For too long, argues the author Elizabeth Becker, the tourism industry has been treated as anything but. Tourists, she writes in her highly readable new tome, Overbooked: The Exploding Business of Travel and Tourism, rarely think of travel "as one of the world's biggest businesses, an often cut-throat, high-risk and high-profit industry". Instead, they're thinking about suntans, new locales, "and the liberating freedom of taking a break from their own lives", Becker maintains.
It may surprise many of the sunburnt beachgoers out there that tourism is the biggest - that's right, the biggest - industry in the world. In 2007, the first global accounting system revealed that tourism contributed US$7 trillion to the world economy and was (and is) the largest employer, with 250 million associated jobs.
Clearly, "global" becomes "local", because tourism can have a huge impact on the economies of the world's poorer nations, such as Zambia, Cambodia and Sri Lanka - all of which figure into Overbooked - as well as richer nations such as the United States, China and France (now the planet's number one destination). Travel, moreover, has global political and philanthropic implications. "Tourism is the greatest modern voluntary transfer of wealth from rich countries to poor countries," declares David Hawkins of George Washington University in Washington, DC. Hawkins, who is the institution's Eisenhower professor of tourism, once represented the US before the UN World Tourism Organization - yes, there actually is such a body - until the US pulled out for political reasons, but more on that later.

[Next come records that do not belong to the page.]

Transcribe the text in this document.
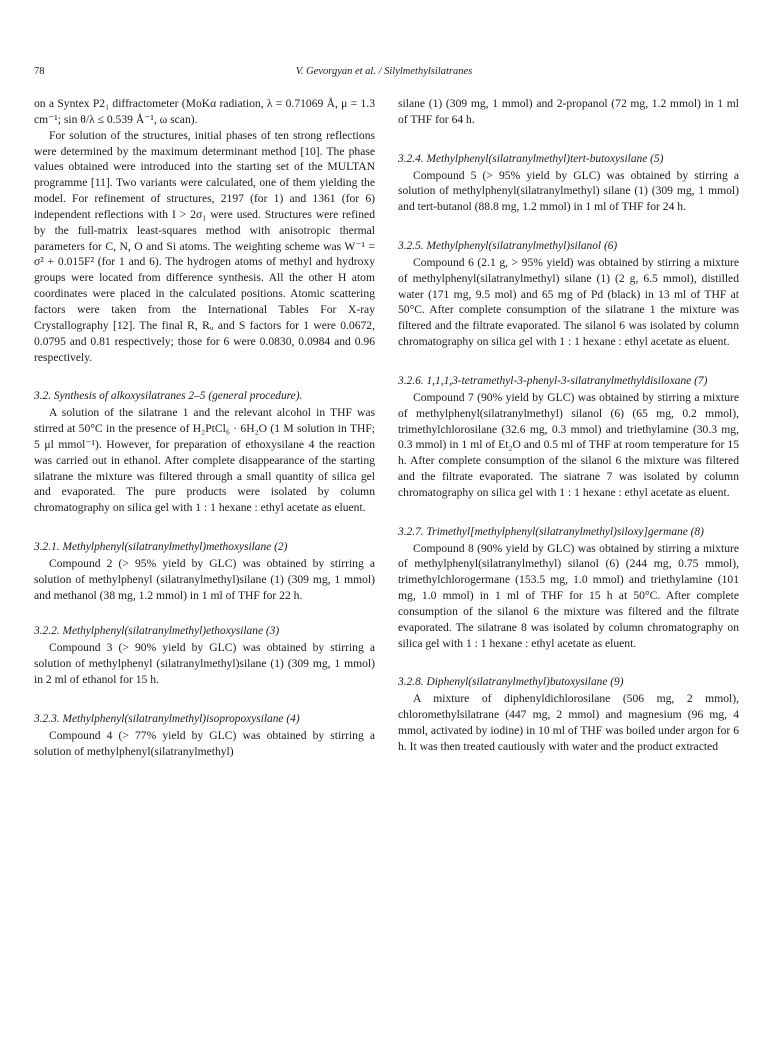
78	V. Gevorgyan et al. / Silylmethylsilatranes

on a Syntex P2₁ diffractometer (MoKα radiation, λ = 0.71069 Å, μ = 1.3 cm⁻¹; sin θ/λ ≤ 0.539 Å⁻¹, ω scan).

For solution of the structures, initial phases of ten strong reflections were determined by the maximum determinant method [10]. The phase values obtained were introduced into the starting set of the MULTAN programme [11]. Two variants were calculated, one of them yielding the model. For refinement of structures, 2197 (for 1) and 1361 (for 6) independent reflections with I > 2σ₁ were used. Structures were refined by the full-matrix least-squares method with anisotropic thermal parameters for C, N, O and Si atoms. The weighting scheme was W⁻¹ = σ² + 0.015F² (for 1 and 6). The hydrogen atoms of methyl and hydroxy groups were located from difference synthesis. All the other H atom coordinates were placed in the calculated positions. Atomic scattering factors were taken from the International Tables For X-ray Crystallography [12]. The final R, Rᵤ and S factors for 1 were 0.0672, 0.0795 and 0.81 respectively; those for 6 were 0.0830, 0.0984 and 0.96 respectively.

3.2. Synthesis of alkoxysilatranes 2–5 (general procedure).

A solution of the silatrane 1 and the relevant alcohol in THF was stirred at 50°C in the presence of H₂PtCl₆ · 6H₂O (1 M solution in THF; 5 μl mmol⁻¹). However, for preparation of ethoxysilane 4 the reaction was carried out in ethanol. After complete disappearance of the starting silatrane the mixture was filtered through a small quantity of silica gel and evaporated. The pure products were isolated by column chromatography on silica gel with 1 : 1 hexane : ethyl acetate as eluent.

3.2.1. Methylphenyl(silatranylmethyl)methoxysilane (2)

Compound 2 (> 95% yield by GLC) was obtained by stirring a solution of methylphenyl (silatranylmethyl)silane (1) (309 mg, 1 mmol) and methanol (38 mg, 1.2 mmol) in 1 ml of THF for 22 h.

3.2.2. Methylphenyl(silatranylmethyl)ethoxysilane (3)

Compound 3 (> 90% yield by GLC) was obtained by stirring a solution of methylphenyl (silatranylmethyl)silane (1) (309 mg, 1 mmol) in 2 ml of ethanol for 15 h.

3.2.3. Methylphenyl(silatranylmethyl)isopropoxysilane (4)

Compound 4 (> 77% yield by GLC) was obtained by stirring a solution of methylphenyl(silatranylmethyl)

silane (1) (309 mg, 1 mmol) and 2-propanol (72 mg, 1.2 mmol) in 1 ml of THF for 64 h.

3.2.4. Methylphenyl(silatranylmethyl)tert-butoxysilane (5)

Compound 5 (> 95% yield by GLC) was obtained by stirring a solution of methylphenyl(silatranylmethyl) silane (1) (309 mg, 1 mmol) and tert-butanol (88.8 mg, 1.2 mmol) in 1 ml of THF for 24 h.

3.2.5. Methylphenyl(silatranylmethyl)silanol (6)

Compound 6 (2.1 g, > 95% yield) was obtained by stirring a mixture of methylphenyl(silatranylmethyl) silane (1) (2 g, 6.5 mmol), distilled water (171 mg, 9.5 mol) and 65 mg of Pd (black) in 13 ml of THF at 50°C. After complete consumption of the silatrane 1 the mixture was filtered and the filtrate evaporated. The silanol 6 was isolated by column chromatography on silica gel with 1 : 1 hexane : ethyl acetate as eluent.

3.2.6. 1,1,1,3-tetramethyl-3-phenyl-3-silatranylmethyldisiloxane (7)

Compound 7 (90% yield by GLC) was obtained by stirring a mixture of methylphenyl(silatranylmethyl) silanol (6) (65 mg, 0.2 mmol), trimethylchlorosilane (32.6 mg, 0.3 mmol) and triethylamine (30.3 mg, 0.3 mmol) in 1 ml of Et₂O and 0.5 ml of THF at room temperature for 15 h. After complete consumption of the silanol 6 the mixture was filtered and the filtrate evaporated. The siatrane 7 was isolated by column chromatography on silica gel with 1 : 1 hexane : ethyl acetate as eluent.

3.2.7. Trimethyl[methylphenyl(silatranylmethyl)siloxy]germane (8)

Compound 8 (90% yield by GLC) was obtained by stirring a mixture of methylphenyl(silatranylmethyl) silanol (6) (244 mg, 0.75 mmol), trimethylchlorogermane (153.5 mg, 1.0 mmol) and triethylamine (101 mg, 1.0 mmol) in 1 ml of THF for 15 h at 50°C. After complete consumption of the silanol 6 the mixture was filtered and the filtrate evaporated. The silatrane 8 was isolated by column chromatography on silica gel with 1 : 1 hexane : ethyl acetate as eluent.

3.2.8. Diphenyl(silatranylmethyl)butoxysilane (9)

A mixture of diphenyldichlorosilane (506 mg, 2 mmol), chloromethylsilatrane (447 mg, 2 mmol) and magnesium (96 mg, 4 mmol, activated by iodine) in 10 ml of THF was boiled under argon for 6 h. It was then treated cautiously with water and the product extracted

The point is that it has become difficult for the UN or any other entity to measure, much less control, worldwide tourism, the "octopus-like" tentacles of which, Becker points out, now embrace issues as diverse as coastal development, child prostitution, the treatment of religious monuments, and the survival of threatened bird species and native cultures. There is even "dark" tourism (meaning the fascination many people have with places like Cambodia's notorious Tuol Seng prison, the torture/execution centre run by the Khmer Rouge).
Lighter categories, such as shopping tourism, figure in as well, says Becker, who jumps off here for a chapter about Dubai and its particularly rich retail opportunities. "Today, Dubai is considered a model for tourism in the 21st century," Becker writes, calling the city's malls legendary for selling more brand names than anywhere but London. Dubai also welcomes three times as many foreigners as New York City, she notes.
But UAE readers may not be as pleased with the rest of the author's message. "A journey through Dubai - and Abu Dhabi - is a practical course in tourism and its future. It is a pretty frightening one, too," she writes, opining that Dubai and the Emirates in general "are models for the overconsumption that is threatening the planet".
She underscores that stance by describing how Dubai has strived to become one of the major hubs in the airline world - Dubai International is set to be the world's busiest airport by 2015 - and how more energy per person is expended there than almost anywhere in the world.
Still, other nations are also taking notice and looking at ways to mine their own unique riches and thus boost tourism along with their economies.
Zambia is a good example, given its elephants, baboons and hippos, which bring in safari-minded tourists. Copper is still king in Zambia, but tourism to this African nation contributes $1 billion a year and that figure is growing. Becker focuses on South Luangwa National Park, where from 1975 to 1989 the elephant population was decimated, until conservation became a priority, not only to save these magnificent creatures but to save tourism.